While emphasising the stagnation and risks posed by a global slowdown, it said the economy would have to expand at least 7.2% from 2018 if SA were to start to reduce poverty as per the National Development Plan (NDP).
"The economy is flirting with stagnation, if not recession," the bank said in its economic update report on SA.
The 7.2% figure is important, because it indicates the yawning gap between current rates of growth and those SA would have to attain to meet its development goals. The government has aimed for 5.4% growth to meet the NDP targets.
"A pick-up of this size would be ambitious to achieve in good times, let alone given the outlook of weaker commodity prices and lower Chinese demand.
"Reigniting growth to begin to close this gap calls for comprehensive reform to encourage new growth drivers to emerge," the bank said, warning that there were still "considerable risks".
The last time the economy expanded anywhere close to that level was in 2006 — at 5.6%.
The bank sees SA growing 0.8% this year from an earlier forecast of 1.4%. The forecast for next year was revised to 1.1% from 1.6%, its South African economic update showed.
A ratings downgrade to junk would escalate SA’s woes.
"A downgrade to subinvestment grade would trigger higher borrowing costs, capital outflows, and risk a recession with knock-on implications for poverty reduction and possibly social stability in the longer term," the bank warned.
The higher borrowing rates and capital outflows would cause further rand depreciation, it added.
The "dramatic deterioration" in the economic growth outlook during the past few months reflected a sharper economic slowdown in China, lower commodity prices, domestic policy uncertainty and the drought, World Bank lead economist for SA, Catriona Purfield said.
The drought could have shaved off 0.2 percentage points from economic growth last year, which the bank estimates at 1.3%, and pushed an estimated 50,000 people into poverty. Most economists and agencies are revising down their growth forecasts and the Treasury is likely to do the same this month when Finance Minister Pravin Gordhan delivers the budget.
Treasury saw the economy growing 1.7% this year, 2.6% next year and 2.8% in 2018. The Reserve Bank last week put growth at 0.9% for the year.
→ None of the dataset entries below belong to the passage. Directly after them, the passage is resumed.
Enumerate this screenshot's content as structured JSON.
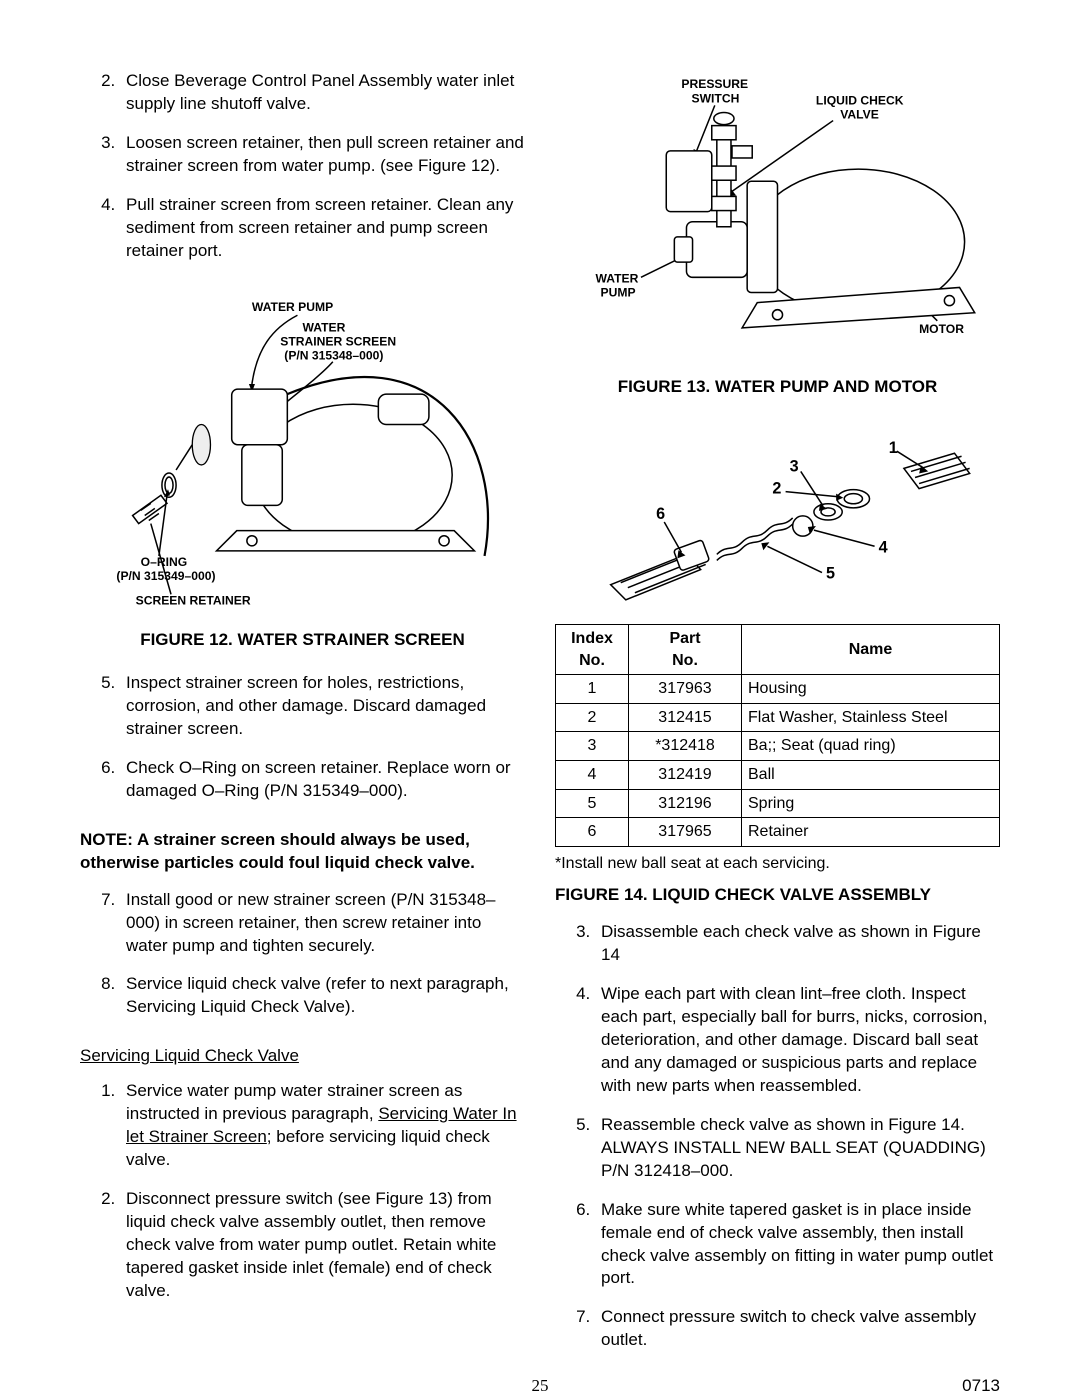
{
  "left": {
    "stepsA": [
      {
        "n": 2,
        "text": "Close Beverage Control Panel Assembly water inlet supply line shutoff valve."
      },
      {
        "n": 3,
        "text": "Loosen screen retainer, then pull screen retainer and strainer screen from water pump. (see Figure 12)."
      },
      {
        "n": 4,
        "text": "Pull strainer screen from screen retainer. Clean any sediment from screen retainer and pump screen retainer port."
      }
    ],
    "fig12": {
      "caption": "FIGURE 12. WATER STRAINER SCREEN",
      "labels": {
        "water_pump": "WATER PUMP",
        "strainer1": "WATER",
        "strainer2": "STRAINER SCREEN",
        "strainer3": "(P/N 315348–000)",
        "oring1": "O–RING",
        "oring2": "(P/N 315349–000)",
        "retainer": "SCREEN RETAINER"
      }
    },
    "stepsB": [
      {
        "n": 5,
        "text": "Inspect strainer screen for holes, restrictions, corrosion, and other damage. Discard damaged strainer screen."
      },
      {
        "n": 6,
        "text": "Check O–Ring on screen retainer. Replace worn or damaged O–Ring (P/N 315349–000)."
      }
    ],
    "note": "NOTE: A strainer screen should always be used, otherwise particles could foul liquid check valve.",
    "stepsC": [
      {
        "n": 7,
        "text": "Install good or new strainer screen (P/N 315348–000) in screen retainer, then screw retainer into water pump and tighten securely."
      },
      {
        "n": 8,
        "text": "Service liquid check valve (refer to next paragraph, Servicing Liquid Check Valve)."
      }
    ],
    "subhead": "Servicing Liquid Check Valve",
    "stepsD": [
      {
        "n": 1,
        "pre": "Service water pump water strainer screen as instructed in previous paragraph, ",
        "u": "Servicing Water In let Strainer Screen",
        "post": "; before servicing liquid check valve."
      },
      {
        "n": 2,
        "text": "Disconnect pressure switch (see Figure 13) from liquid check valve assembly outlet, then remove check valve from water pump outlet. Retain white tapered gasket inside inlet (female) end of check valve."
      }
    ]
  },
  "right": {
    "fig13": {
      "caption": "FIGURE 13. WATER PUMP AND MOTOR",
      "labels": {
        "pressure1": "PRESSURE",
        "pressure2": "SWITCH",
        "lcv1": "LIQUID CHECK",
        "lcv2": "VALVE",
        "wp1": "WATER",
        "wp2": "PUMP",
        "motor": "MOTOR"
      }
    },
    "fig14": {
      "caption": "FIGURE 14. LIQUID CHECK VALVE ASSEMBLY",
      "numbers": [
        "1",
        "2",
        "3",
        "4",
        "5",
        "6"
      ]
    },
    "table": {
      "head": {
        "index": "Index No.",
        "part": "Part No.",
        "name": "Name"
      },
      "rows": [
        {
          "i": "1",
          "p": "317963",
          "n": "Housing"
        },
        {
          "i": "2",
          "p": "312415",
          "n": "Flat Washer, Stainless Steel"
        },
        {
          "i": "3",
          "p": "*312418",
          "n": "Ba;; Seat (quad ring)"
        },
        {
          "i": "4",
          "p": "312419",
          "n": "Ball"
        },
        {
          "i": "5",
          "p": "312196",
          "n": "Spring"
        },
        {
          "i": "6",
          "p": "317965",
          "n": "Retainer"
        }
      ],
      "note": "*Install new ball seat at each servicing."
    },
    "stepsE": [
      {
        "n": 3,
        "text": "Disassemble each check valve as shown in Figure 14"
      },
      {
        "n": 4,
        "text": "Wipe each part with clean lint–free cloth. Inspect each part, especially ball for burrs, nicks, corrosion, deterioration, and other damage. Discard ball seat and any damaged or suspicious parts and replace with new parts when reassembled."
      },
      {
        "n": 5,
        "text": "Reassemble check valve as shown in Figure 14. ALWAYS INSTALL NEW BALL SEAT (QUADDING) P/N 312418–000."
      },
      {
        "n": 6,
        "text": "Make sure white tapered gasket is in place inside female end of check valve assembly, then install check valve assembly on fitting in water pump outlet port."
      },
      {
        "n": 7,
        "text": "Connect pressure switch to check valve assembly outlet."
      }
    ]
  },
  "footer": {
    "page": "25",
    "rev": "0713"
  }
}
It would take longer for SA to stabilise debt if growth slowed, and that would have "adverse consequences" for investor confidence.
Rising debt levels, a further slowdown in economic growth and a large budget deficit are among reasons credit rating agencies have downgraded SA. These factors also threaten a descent to junk status. "Concerns about the government’s commitment to fiscal targets resurfaced strongly in December amid sudden changes in the minister of finance, flagging fears of the risk of a ratings downgrade to speculative grade sooner rather than later," the bank said.
It estimates that if growth was one percentage point lower than projected by the Treasury by 2018, the gross debt ratio would rise to 49.9% of gross domestic product by the 2018-19 fiscal year. That would be 0.5 percentage points above the current projection.
With monetary and fiscal policy already "constrained, other reforms are needed to lift the long-term growth trajectory", Ms Purfield said.
Improved competition policy was one of the "bold reforms" highlighted. Policies that fast-tracked infrastructure investment, slashed the regulatory burden, enhanced market flexibility and raised education standards had the potential to restore confidence and encourage investment and growth, World Bank country director for SA, Guang Chen, said.
These were the same issues raised by a group of business organisations yesterday. The South African Chamber of Commerce and Industry, the Small Business Project, the Tourism Business Council and the Black Business Council jointly called on the government to apply stricter, more robust regulatory impact assessments before developing policy and regulation.